Ibarat jejaring benang kusut, masalah yang timbul dari proses komoditi tanah semacam ini seakan tak pernah berhenti. Masalah lain yang tengah sibuk digunjingkan warga desa Solan Kec. Kintom adalah pasca survey geologis yang dilakukan PT. Ekspan dilahan kebun mereka. Yang hingga kini masih meninggalkan 5 lubang sisa pengeboran yang dikhawatirkan akan membahayakan keselamatan warga yang akan melintas didaerah tersebut.

Sementara itu, pihak perusahaan yang belum mengganti rugi atas tanaman produktif pemilik lahan merupakan alasan kuat sehingga para pemilik lahan masih terus memanfaatkan tanaman produktif mereka seperti kelapa, coklat, kemiri bahkan ada beberapa lahan yang mulai ditanami dengan tanaman bulanan lagi seperti buah-buahan dan rempah-rempah. Walaupun diatas lahan tersebut telah dibatasi dengan kawat berduri dan papan peringatan perusahaan untuk tidak memasuki lahan yang telah menjadi asset mereka. Dan bagi mereka yang khawatir untuk mengikuti apa yang warga lain lakukan, saat ini mereka mulai melakukan pembukaan lahan baru atau mengganti alat produksi mereka seperti ojek, pedagang, nelayan, pembantu rumah tangga bahkan ada yang menjadi buruh tani.

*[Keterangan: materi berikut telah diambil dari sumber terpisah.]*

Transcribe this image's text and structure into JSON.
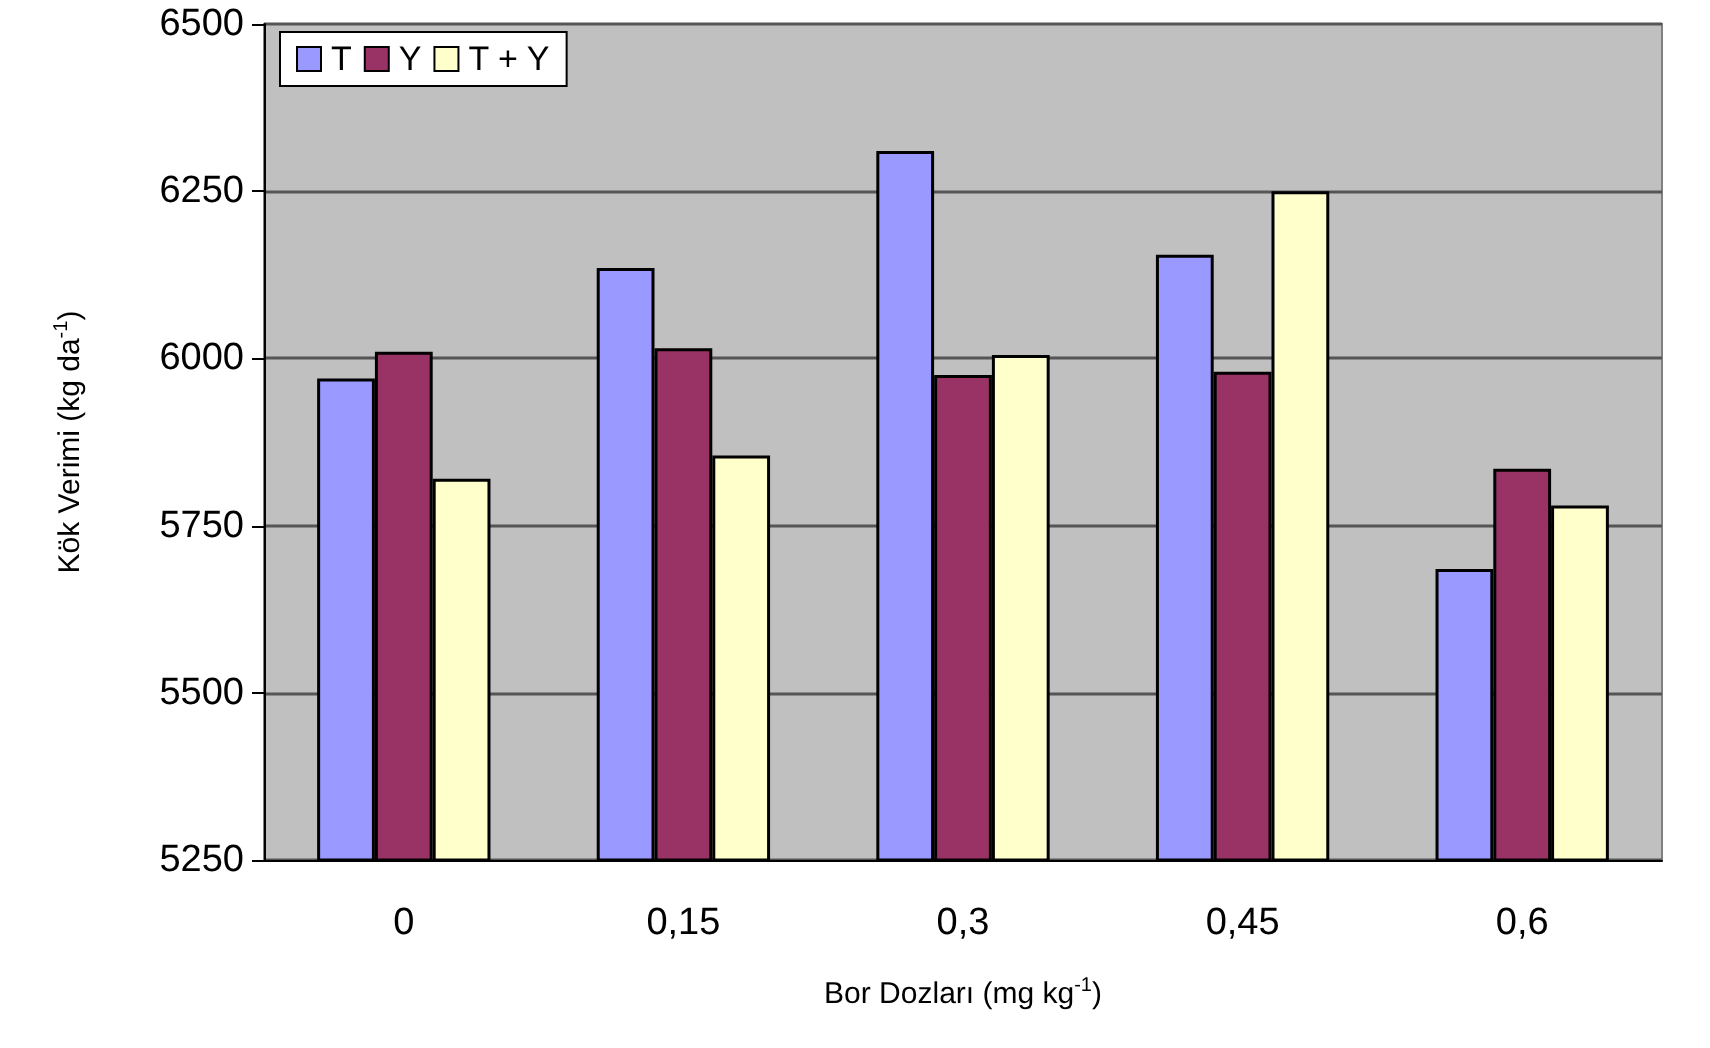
{
  "chart_data": {
    "type": "bar",
    "xlabel": "Bor Dozları (mg kg$^{-1}$)",
    "ylabel": "Kök Verimi (kg da$^{-1}$)",
    "categories": [
      "0",
      "0,15",
      "0,3",
      "0,45",
      "0,6"
    ],
    "series": [
      {
        "name": "T",
        "color": "#9999ff",
        "values": [
          5970,
          6135,
          6310,
          6155,
          5685
        ]
      },
      {
        "name": "Y",
        "color": "#993366",
        "values": [
          6010,
          6015,
          5975,
          5980,
          5835
        ]
      },
      {
        "name": "T + Y",
        "color": "#ffffcc",
        "values": [
          5820,
          5855,
          6005,
          6250,
          5780
        ]
      }
    ],
    "ylim": [
      5250,
      6500
    ],
    "yticks": [
      5250,
      5500,
      5750,
      6000,
      6250,
      6500
    ],
    "grid": "y",
    "legend": "top left"
  }
}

Sebanyak 90 persen pemilik lahan yang telah di bebaskan adalah petani sedangkan sisanya adalah PNS, Nelayan, pedagang. Dari prosentase tersebut mayoritas mereka adalah petani kelapa dan coklat tradisional. Pada musim antara akan menanam padi ladang, kacang tanah atau menjadi nelayan tradisional. Perlu diketahui pula bahwa ditahun 2008-2009 dimana pembebasan lahan dilakukan beberapa komoditas petani seperti kopra dan kacang tanah menurun (Kopra : Rp. 3.500.-/Kg s/d Rp. 4.250.-/Kg; Kacang tanah : Rp. 2.500.-/Kg s/d Rp.3.500/Kg) yang kalau diperhatikan harga tersebut tentu saja tidak akan menutupi biaya yang harus dikeluarkan petani dalam masa produksi, misalnya saja Kopra, pemanenan buah, sewa angkut ke tempat pengasapan, sewa kupas dan belah, sewa angkat dan jaga diatas tempat pengasapan sampai sewa angkut ke tempat penjualan; Kacang tanah, biaya pembukaan lahan, pembersihan lokasi, penanaman, pembersihan tanaman, panen sampai sewa angkut ke tempat penjualan.